ArtPM is modeled after the RPM Challenge organized annually by The Wire and other volunteers, but not affiliated with it. Rather than record music, the new challenge asks creative people to make four pieces of original, visual art during February. In March, at least one of the pieces will be on display locally.
The idea was initiated by Dover artist Joceyln Toffic, who has been known to set her own deadlines when painting. She talked to Tristan Law, who is involved with the Buoy Art Gallery in Kittery, Maine, and organizes art exhibits at The Press Room in Portsmouth. He had been planning a community art show and liked Toffic’s idea to make it even bigger and open to all.
The RPM Challenge, now in its fifth year, encourages musicians to write and record a CD in the month of February. It has attracted the attention of thousands of creative people and Toffic said she always felt left out because she’s not a musician.
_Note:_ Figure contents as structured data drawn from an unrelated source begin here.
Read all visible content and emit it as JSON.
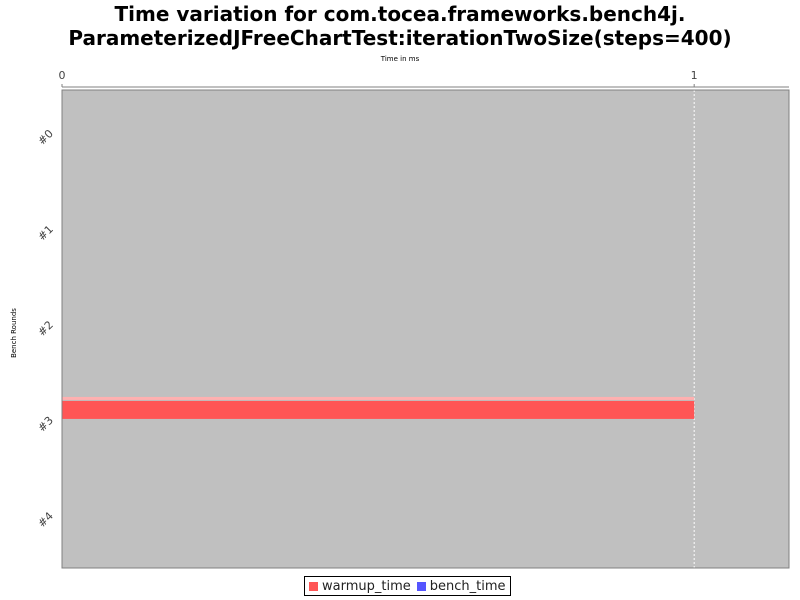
{
  "chart_data": {
    "type": "bar",
    "orientation": "horizontal",
    "title_line1": "Time variation for com.tocea.frameworks.bench4j.",
    "title_line2": "ParameterizedJFreeChartTest:iterationTwoSize(steps=400)",
    "xlabel": "Time in ms",
    "ylabel": "Bench Rounds",
    "x_ticks": [
      "0",
      "1"
    ],
    "xlim": [
      0,
      1.15
    ],
    "categories": [
      "#0",
      "#1",
      "#2",
      "#3",
      "#4"
    ],
    "series": [
      {
        "name": "warmup_time",
        "color": "#ff5555",
        "values": [
          0,
          0,
          0,
          1,
          0
        ]
      },
      {
        "name": "bench_time",
        "color": "#5555ff",
        "values": [
          0,
          0,
          0,
          0,
          0
        ]
      }
    ],
    "grid": true,
    "legend": "bottom",
    "plot_background": "#c0c0c0"
  }
}
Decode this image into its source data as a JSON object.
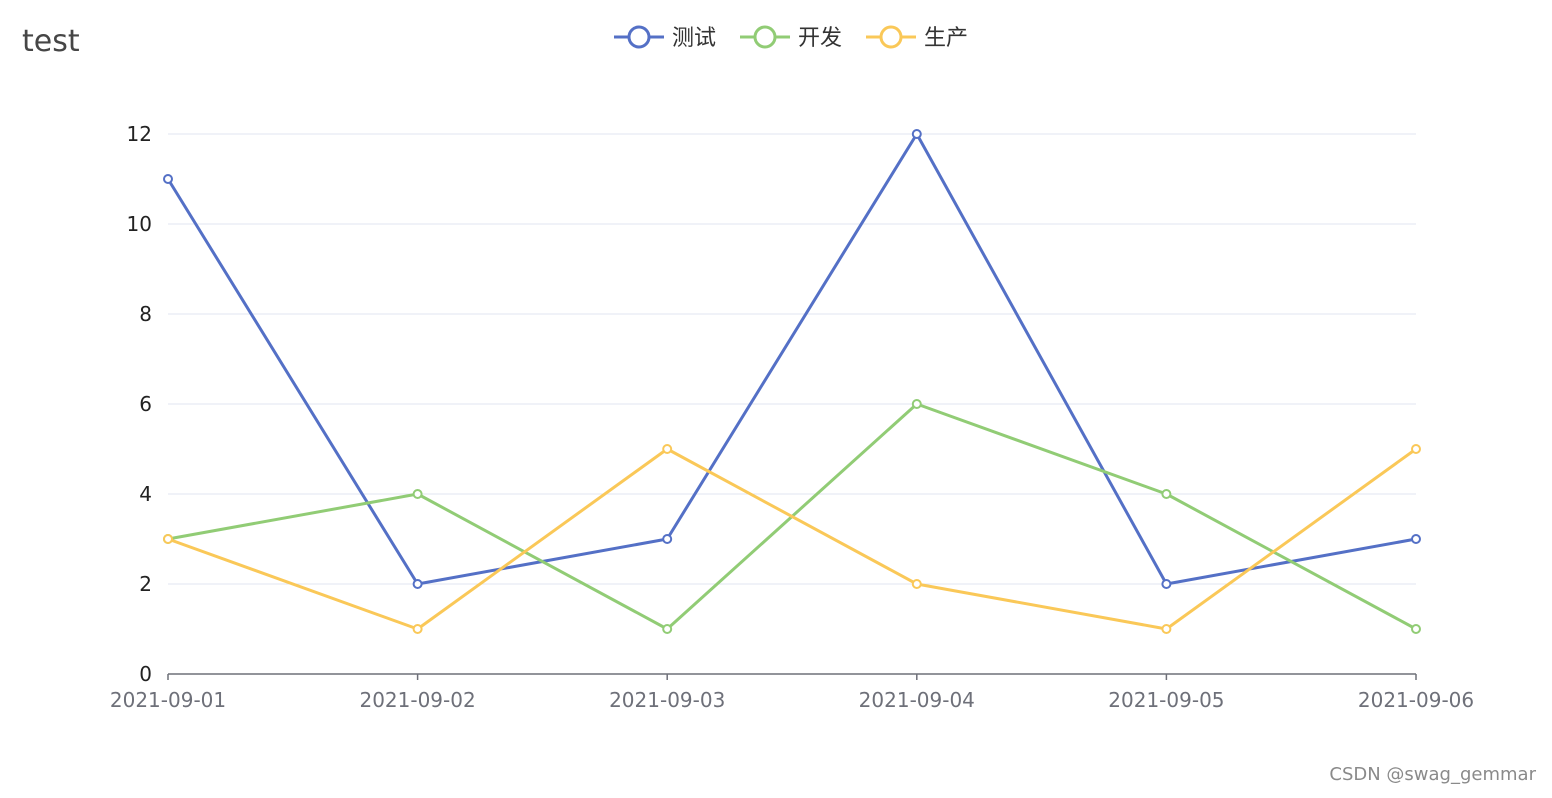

“I’m doing this because I’m jealous of all the fun musicians have in February, but also because I run into so many people locally who vocalize to me that they want to make art, but don’t have the time or motivation,” Toffic said. “The deadline will inspire more creativity than people are capable of cultivating on their own.”
She hopes to see the same energy that goes into the RPM Challenge come out of ArtPM. She said bringing more artists in on the fun will heighten the creative buzz on the Seacoast during the month.
“People work well under deadline if they have something to work for,” Law said. He said it should encourage people to produce new art by making a gallery exhibit more accessible.
“Anyone can do this. You don’t need a degree. You don’t need a lineage,” Toffic said. “Art should be accessible to anyone who wants to make it.”
Law, who hasn’t painted since seventh grade, is planning to participate himself. So is Bruce Pingree, manager of The Press Room. “Why not? I mean, come on,” he said. “I’m up for it.”
More than 50 people have signed up to participate in ArtPM on its Facebook page, and more than 40 more indicated they are considering it, as of last week. Artists are not restricted by media or size, and some plan to make crafts, jewelry, paintings or sculptures.
“I’ve always hated when people say, ‘I wish I could make that.’ I’ve always felt that anyone could,” Toffic said. “Like with writing when you find your voice, you just need to find your style and find your passion.”
Participants must either drop off a CD with photographs of each of the four artworks at The Press Room between noon and midnight on March 1 or mail it with a postmarked date no later than March 1. Artist’s statements are encouraged but not required. Artists are asked to make note of their two favorites out of the four works to narrow down the selection process.
An exhibit and opening reception is planned for the month of March with details depending on the level of participation. Tentative plans are for a group show at Buoy, which will open possibilities for smaller shows elsewhere, possibly coinciding with RPM listening parties on March 28.
Publisher's note: In the process of reporting this story, Chloe Johnson became so engaged by the idea that she is now volunteering with the non-profit event.